The remains of the iron-hulled steamer were located on Feb. 27 near Oak Island. It would be the first Civil War-era vessel found in the area in decades, said the North Carolina Office of State Archaeology.
Billy Ray Morris, director of the state's underwater archaeology branch, said he expected to be able to positively identify the 225-foot-long (68-metre) vessel when he leads a dive team to examine it on Wednesday.
"To turn up a new wreck is a pretty big deal," he said in a telephone interview, adding sonar images showed the vessel to be largely intact.

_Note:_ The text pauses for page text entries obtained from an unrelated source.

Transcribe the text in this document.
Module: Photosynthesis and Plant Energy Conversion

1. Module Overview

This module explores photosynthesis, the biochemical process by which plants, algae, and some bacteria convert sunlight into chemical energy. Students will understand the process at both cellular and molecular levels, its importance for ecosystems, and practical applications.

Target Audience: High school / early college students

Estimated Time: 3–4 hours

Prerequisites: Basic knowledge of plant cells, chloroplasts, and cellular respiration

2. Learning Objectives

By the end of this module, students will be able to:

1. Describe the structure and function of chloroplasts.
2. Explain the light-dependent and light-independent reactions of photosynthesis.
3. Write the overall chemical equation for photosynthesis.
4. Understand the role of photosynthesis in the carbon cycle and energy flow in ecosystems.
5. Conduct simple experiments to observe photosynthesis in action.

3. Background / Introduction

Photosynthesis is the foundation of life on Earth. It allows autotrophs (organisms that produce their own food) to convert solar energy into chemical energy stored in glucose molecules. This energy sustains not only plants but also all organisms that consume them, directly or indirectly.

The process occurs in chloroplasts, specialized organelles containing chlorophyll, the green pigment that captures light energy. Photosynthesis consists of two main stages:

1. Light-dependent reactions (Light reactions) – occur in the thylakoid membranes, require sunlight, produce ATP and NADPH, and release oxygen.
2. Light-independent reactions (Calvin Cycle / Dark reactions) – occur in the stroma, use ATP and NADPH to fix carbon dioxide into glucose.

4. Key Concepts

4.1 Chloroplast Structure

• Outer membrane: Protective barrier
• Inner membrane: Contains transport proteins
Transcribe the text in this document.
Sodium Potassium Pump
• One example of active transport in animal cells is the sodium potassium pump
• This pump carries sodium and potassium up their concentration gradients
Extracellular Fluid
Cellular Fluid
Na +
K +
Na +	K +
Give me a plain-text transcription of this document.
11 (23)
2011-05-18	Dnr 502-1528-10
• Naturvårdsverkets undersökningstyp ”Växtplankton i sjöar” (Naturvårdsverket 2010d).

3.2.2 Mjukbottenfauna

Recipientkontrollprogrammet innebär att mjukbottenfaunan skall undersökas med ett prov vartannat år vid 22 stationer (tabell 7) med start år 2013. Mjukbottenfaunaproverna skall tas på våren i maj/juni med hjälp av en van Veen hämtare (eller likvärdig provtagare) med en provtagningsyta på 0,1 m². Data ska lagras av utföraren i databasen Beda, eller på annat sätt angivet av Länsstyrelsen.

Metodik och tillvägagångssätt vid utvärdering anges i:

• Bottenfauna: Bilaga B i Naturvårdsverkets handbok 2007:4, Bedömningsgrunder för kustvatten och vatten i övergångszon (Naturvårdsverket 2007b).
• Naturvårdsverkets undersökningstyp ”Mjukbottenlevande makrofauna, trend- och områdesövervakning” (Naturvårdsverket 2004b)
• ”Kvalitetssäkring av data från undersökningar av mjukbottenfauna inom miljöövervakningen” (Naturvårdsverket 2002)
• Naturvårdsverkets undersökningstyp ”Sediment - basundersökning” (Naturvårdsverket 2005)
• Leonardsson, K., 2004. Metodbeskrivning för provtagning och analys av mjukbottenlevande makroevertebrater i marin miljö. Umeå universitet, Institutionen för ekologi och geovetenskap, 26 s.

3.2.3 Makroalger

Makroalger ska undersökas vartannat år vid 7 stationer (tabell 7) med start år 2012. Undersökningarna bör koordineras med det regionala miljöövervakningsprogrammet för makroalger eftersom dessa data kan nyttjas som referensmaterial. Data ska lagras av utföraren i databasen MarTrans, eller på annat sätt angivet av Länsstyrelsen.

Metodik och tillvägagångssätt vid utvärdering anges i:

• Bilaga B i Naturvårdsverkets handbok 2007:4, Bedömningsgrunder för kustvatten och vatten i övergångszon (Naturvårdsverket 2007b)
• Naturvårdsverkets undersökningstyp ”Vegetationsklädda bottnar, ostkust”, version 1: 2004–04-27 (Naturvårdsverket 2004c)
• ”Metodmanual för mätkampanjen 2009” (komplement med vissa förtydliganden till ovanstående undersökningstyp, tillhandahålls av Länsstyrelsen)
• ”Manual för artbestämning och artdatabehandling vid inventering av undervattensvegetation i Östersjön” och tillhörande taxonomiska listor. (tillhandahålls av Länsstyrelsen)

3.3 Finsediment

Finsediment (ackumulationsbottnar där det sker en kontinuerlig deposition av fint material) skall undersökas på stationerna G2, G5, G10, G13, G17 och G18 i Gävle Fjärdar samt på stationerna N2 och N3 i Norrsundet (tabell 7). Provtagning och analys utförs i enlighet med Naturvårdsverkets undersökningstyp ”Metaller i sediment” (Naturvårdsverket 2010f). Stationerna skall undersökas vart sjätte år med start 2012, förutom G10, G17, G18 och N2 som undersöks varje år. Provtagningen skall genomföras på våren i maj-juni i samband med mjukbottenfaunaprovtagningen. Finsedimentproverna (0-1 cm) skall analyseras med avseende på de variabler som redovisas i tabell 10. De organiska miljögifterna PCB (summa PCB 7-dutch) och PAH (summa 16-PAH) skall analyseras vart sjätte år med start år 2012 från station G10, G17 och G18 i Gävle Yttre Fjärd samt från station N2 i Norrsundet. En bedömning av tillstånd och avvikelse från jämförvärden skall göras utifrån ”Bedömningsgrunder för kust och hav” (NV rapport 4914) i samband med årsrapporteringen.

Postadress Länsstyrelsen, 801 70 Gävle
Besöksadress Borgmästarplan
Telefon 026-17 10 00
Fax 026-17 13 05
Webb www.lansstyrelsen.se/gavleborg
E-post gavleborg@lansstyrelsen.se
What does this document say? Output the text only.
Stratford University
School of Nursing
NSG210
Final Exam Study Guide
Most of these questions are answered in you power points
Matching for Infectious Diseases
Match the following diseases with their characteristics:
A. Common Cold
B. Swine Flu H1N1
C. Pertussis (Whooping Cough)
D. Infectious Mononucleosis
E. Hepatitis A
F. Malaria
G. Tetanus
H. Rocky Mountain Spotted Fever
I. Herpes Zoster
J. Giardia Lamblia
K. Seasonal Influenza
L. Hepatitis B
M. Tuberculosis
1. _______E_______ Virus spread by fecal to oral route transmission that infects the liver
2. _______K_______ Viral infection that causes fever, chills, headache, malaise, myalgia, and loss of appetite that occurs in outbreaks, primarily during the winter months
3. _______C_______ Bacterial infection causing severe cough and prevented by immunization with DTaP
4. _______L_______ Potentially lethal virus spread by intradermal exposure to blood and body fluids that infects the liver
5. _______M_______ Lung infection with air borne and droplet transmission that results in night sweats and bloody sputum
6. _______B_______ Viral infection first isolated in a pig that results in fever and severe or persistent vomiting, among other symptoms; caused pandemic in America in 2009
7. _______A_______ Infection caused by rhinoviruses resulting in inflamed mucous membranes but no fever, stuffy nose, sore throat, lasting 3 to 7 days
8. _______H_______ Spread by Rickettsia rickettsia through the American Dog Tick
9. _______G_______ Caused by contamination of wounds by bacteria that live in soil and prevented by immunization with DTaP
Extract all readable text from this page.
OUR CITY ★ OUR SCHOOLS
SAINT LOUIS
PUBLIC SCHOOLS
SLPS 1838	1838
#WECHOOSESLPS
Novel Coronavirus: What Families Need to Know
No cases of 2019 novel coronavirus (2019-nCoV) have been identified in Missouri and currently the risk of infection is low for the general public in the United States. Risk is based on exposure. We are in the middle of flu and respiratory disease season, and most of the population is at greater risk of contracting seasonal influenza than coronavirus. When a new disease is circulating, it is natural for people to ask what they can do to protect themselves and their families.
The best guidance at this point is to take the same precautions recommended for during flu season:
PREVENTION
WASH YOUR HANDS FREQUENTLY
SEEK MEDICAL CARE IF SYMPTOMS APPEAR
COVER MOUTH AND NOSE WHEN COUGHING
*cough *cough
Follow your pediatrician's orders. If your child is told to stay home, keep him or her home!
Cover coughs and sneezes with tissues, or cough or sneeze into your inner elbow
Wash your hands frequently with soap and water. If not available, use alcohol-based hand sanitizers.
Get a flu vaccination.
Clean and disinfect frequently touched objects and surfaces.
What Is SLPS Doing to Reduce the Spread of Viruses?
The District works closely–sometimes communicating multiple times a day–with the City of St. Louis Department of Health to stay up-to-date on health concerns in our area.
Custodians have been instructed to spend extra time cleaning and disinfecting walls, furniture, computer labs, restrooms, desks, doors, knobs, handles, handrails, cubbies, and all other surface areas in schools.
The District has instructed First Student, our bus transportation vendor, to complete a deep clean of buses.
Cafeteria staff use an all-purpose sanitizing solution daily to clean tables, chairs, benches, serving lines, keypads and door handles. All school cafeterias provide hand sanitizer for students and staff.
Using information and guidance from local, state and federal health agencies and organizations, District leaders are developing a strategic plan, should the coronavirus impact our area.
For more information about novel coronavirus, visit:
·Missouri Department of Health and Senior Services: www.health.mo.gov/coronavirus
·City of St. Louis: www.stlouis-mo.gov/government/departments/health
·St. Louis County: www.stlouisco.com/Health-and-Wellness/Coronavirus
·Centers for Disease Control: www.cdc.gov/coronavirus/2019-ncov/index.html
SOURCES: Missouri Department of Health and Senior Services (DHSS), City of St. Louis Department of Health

The shipwreck was located in the Atlantic Ocean at the mouth of the Cape Fear River near Fort Caswell, about 30 miles (48 km) downstream from Wilmington, according to the state.
Given the wreck's size, Morris said he suspected it is the Agnes E. Fry, which was used to elude Union naval vessels that sought to keep supplies from reaching the Confederacy at the port of Wilmington during the Civil War.
The city was the last major Atlantic port to remain under Confederate control, before falling to Union forces in January 1865.
Two other blockade runners known to have been lost in the area but never located, the Spunkie and Georgianna McCaw, were shorter in length, Morris said.
"It is almost guaranteed to be one of those three blockade runners," he said. "This one is spot on for where one of those runners ought to be. It’s the right shape."